Well, I simply, respectfully disagree with those shoulds. I think you are confusing the two questions of how to visualize sound, and how to define a filtering effect that modifies a sound.Videogamer555 wrote:Currently, when you select a band (say 100 Hz to 10000 Hz in this example), it uses the logarithmic center, REGARDLESS of which mode you are using for spectrogram. The center frequency is thus 1000 Hz. This should be the selection method ONLY when using the logarithmic spectrogram. When in the linear spectrum mode, it should use the LINEAR center instead, which would be 5050 Hz in this example. You see (100+10000)/2=5050. Sadly, this doesn't work in Audacity. My use of the program is for scientific/technical use, which PRIMARILY uses linear spectrograms for filtering. In this use, the center frequency refers to the midpoint between high_freq and low_freq. That is in general center_freq = (low_freq + high_freq) / 2. Bandpass means keep all frequencies in the range low_freq to high_freq (and reject all other frequencies) and try to keep the pass band as flat as possible, but if there must be one point which is higher than the rest it should be at the center_freq (aka mid_point) which I defined in the previous sentence.

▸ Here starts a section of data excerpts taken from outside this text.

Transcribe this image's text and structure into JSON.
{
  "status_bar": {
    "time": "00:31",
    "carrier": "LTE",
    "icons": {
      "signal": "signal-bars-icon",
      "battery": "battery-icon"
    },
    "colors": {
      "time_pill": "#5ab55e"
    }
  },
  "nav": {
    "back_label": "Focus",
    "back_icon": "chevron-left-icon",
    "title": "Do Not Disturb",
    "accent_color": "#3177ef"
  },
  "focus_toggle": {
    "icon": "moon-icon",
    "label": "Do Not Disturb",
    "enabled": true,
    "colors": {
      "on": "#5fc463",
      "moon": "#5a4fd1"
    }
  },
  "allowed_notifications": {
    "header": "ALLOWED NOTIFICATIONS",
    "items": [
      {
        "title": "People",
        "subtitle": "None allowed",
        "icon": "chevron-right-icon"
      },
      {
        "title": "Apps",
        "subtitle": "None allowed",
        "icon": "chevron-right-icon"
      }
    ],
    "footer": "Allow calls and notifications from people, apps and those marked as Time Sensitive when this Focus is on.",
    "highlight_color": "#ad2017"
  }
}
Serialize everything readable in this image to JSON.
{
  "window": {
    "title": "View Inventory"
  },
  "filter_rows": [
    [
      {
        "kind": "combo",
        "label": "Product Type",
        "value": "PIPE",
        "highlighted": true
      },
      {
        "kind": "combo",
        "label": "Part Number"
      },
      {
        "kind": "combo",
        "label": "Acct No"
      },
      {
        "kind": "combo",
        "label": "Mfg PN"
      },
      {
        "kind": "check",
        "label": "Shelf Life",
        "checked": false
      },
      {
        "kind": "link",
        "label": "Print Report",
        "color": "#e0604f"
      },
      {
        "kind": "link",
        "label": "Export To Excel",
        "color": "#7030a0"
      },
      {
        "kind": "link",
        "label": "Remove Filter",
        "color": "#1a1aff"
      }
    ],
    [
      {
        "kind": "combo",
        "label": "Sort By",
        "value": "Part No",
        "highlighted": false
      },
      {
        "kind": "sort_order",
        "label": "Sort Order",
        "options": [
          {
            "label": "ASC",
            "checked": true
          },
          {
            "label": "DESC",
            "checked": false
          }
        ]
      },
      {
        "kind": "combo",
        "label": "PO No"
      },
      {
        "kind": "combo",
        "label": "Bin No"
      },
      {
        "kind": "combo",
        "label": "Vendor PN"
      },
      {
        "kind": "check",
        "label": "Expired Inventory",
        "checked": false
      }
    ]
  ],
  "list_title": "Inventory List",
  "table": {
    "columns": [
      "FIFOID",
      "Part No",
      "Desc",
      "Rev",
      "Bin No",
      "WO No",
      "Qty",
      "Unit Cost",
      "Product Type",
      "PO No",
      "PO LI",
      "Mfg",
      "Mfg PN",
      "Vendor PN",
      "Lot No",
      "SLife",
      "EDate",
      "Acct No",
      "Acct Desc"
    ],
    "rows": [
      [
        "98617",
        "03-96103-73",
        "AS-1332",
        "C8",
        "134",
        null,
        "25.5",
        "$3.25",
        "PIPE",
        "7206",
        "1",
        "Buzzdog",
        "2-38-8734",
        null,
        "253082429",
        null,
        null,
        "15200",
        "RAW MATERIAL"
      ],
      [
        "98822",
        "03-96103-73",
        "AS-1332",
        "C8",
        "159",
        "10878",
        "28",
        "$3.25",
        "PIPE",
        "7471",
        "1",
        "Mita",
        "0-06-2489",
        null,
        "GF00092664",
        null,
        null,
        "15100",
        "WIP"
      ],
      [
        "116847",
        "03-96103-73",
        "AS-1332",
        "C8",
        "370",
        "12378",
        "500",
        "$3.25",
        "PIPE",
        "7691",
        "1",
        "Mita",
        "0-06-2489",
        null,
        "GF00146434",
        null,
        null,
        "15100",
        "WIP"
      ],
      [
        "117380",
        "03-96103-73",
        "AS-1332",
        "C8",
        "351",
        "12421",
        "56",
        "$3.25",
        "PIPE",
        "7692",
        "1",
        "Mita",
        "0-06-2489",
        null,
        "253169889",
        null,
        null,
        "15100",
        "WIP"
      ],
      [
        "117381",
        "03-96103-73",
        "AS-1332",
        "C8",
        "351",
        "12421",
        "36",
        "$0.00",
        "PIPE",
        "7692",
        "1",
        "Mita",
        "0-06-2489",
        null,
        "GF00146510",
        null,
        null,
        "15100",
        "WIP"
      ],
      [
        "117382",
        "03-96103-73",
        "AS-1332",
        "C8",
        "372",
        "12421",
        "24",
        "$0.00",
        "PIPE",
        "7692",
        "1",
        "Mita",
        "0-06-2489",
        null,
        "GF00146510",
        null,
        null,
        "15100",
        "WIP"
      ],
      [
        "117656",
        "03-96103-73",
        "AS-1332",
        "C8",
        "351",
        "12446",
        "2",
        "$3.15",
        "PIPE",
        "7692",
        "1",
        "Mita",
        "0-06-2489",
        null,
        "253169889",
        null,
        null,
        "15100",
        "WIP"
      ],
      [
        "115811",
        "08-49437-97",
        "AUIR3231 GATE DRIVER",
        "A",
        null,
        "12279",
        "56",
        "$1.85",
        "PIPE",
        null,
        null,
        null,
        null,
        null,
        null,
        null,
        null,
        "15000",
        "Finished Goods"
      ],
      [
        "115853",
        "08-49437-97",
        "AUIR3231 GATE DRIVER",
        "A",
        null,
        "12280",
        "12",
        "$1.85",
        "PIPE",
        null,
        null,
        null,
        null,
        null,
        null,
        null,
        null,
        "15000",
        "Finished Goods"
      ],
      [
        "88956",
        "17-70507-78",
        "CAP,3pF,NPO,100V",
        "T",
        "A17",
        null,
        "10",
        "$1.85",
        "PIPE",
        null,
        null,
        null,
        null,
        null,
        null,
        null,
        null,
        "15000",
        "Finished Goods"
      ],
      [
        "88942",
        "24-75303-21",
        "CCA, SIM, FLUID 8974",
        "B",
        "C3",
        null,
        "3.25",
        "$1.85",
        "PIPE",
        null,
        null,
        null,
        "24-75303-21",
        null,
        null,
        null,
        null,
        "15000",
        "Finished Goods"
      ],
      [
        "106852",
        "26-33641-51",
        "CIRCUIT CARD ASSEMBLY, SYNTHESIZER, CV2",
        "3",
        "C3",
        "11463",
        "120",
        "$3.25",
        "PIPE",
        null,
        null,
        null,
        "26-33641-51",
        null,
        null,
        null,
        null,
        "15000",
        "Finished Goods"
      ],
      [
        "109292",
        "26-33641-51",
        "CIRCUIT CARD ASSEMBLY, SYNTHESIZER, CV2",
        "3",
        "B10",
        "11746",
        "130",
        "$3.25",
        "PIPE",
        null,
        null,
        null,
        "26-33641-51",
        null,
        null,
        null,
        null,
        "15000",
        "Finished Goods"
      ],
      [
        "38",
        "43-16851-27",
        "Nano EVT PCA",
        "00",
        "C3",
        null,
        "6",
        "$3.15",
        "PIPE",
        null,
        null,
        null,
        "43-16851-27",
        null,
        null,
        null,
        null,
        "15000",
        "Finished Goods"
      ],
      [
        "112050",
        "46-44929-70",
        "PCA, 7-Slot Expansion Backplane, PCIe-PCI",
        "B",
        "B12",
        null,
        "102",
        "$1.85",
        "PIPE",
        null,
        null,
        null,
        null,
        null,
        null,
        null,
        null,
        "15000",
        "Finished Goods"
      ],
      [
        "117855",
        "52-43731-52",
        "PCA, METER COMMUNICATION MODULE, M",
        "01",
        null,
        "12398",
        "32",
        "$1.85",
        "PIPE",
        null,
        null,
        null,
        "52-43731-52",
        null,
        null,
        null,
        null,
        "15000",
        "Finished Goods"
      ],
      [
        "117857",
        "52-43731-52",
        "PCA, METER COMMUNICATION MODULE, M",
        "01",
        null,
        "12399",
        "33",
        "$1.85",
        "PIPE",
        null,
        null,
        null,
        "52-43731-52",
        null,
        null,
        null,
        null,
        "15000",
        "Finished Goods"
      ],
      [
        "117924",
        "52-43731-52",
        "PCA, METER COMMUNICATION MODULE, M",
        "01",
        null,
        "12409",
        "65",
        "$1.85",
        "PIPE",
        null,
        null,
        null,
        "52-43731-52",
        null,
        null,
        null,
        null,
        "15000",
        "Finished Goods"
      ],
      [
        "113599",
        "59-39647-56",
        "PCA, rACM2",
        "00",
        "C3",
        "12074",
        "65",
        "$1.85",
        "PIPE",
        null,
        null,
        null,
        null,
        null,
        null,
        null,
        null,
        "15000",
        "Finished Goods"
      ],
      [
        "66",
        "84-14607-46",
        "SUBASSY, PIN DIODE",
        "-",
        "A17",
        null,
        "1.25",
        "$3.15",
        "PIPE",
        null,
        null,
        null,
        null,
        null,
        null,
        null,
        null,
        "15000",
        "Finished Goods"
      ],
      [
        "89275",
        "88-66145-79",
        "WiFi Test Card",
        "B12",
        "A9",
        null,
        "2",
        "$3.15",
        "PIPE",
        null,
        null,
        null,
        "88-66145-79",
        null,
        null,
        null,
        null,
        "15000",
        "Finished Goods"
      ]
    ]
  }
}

The purpose of spectral selection is just a visual aid in choosing a band that you then apply a filtering effect to, and what the filter does has no dependency on how you happen to display the sound. So I don't understand what "using a spectrogram for filtering" means. A spectrogram is only a view.
If you want to define FFT based filtering effects using the spectrum (I do not say "spectrogram"), again, that's really independent of how you happen to view things: the window size and windowing function in the effect might very reasonably be quite independent of what you happen to use for the different purpose of display settings. Noise removal does this sort of thing in fact, but its window size is a constant unaffected by spectrogram preferences for view.
Therefore I think "center frequency" as displayed by the black line should be a function of the top and the bottom frequencies, independent of the vertical scale, and the more often useful function is geometric mean. If you switch view type, the black line will remain at the same frequency, however that may map to the vertical scale, and that is to my mind the less surprising behavior than the alternative.
If you think the arithmetic mean is sometimes more useful, you must be talking about a different kind of effect -- NOT a different kind of view.
If you can express the sort of filtering you want to do as a function of top and bottom frequencies in Nyquist Lisp code, then do so, with the understanding that the center frequency line that is displayed as a convenience for the more usual filters is not necessarily useful in that case.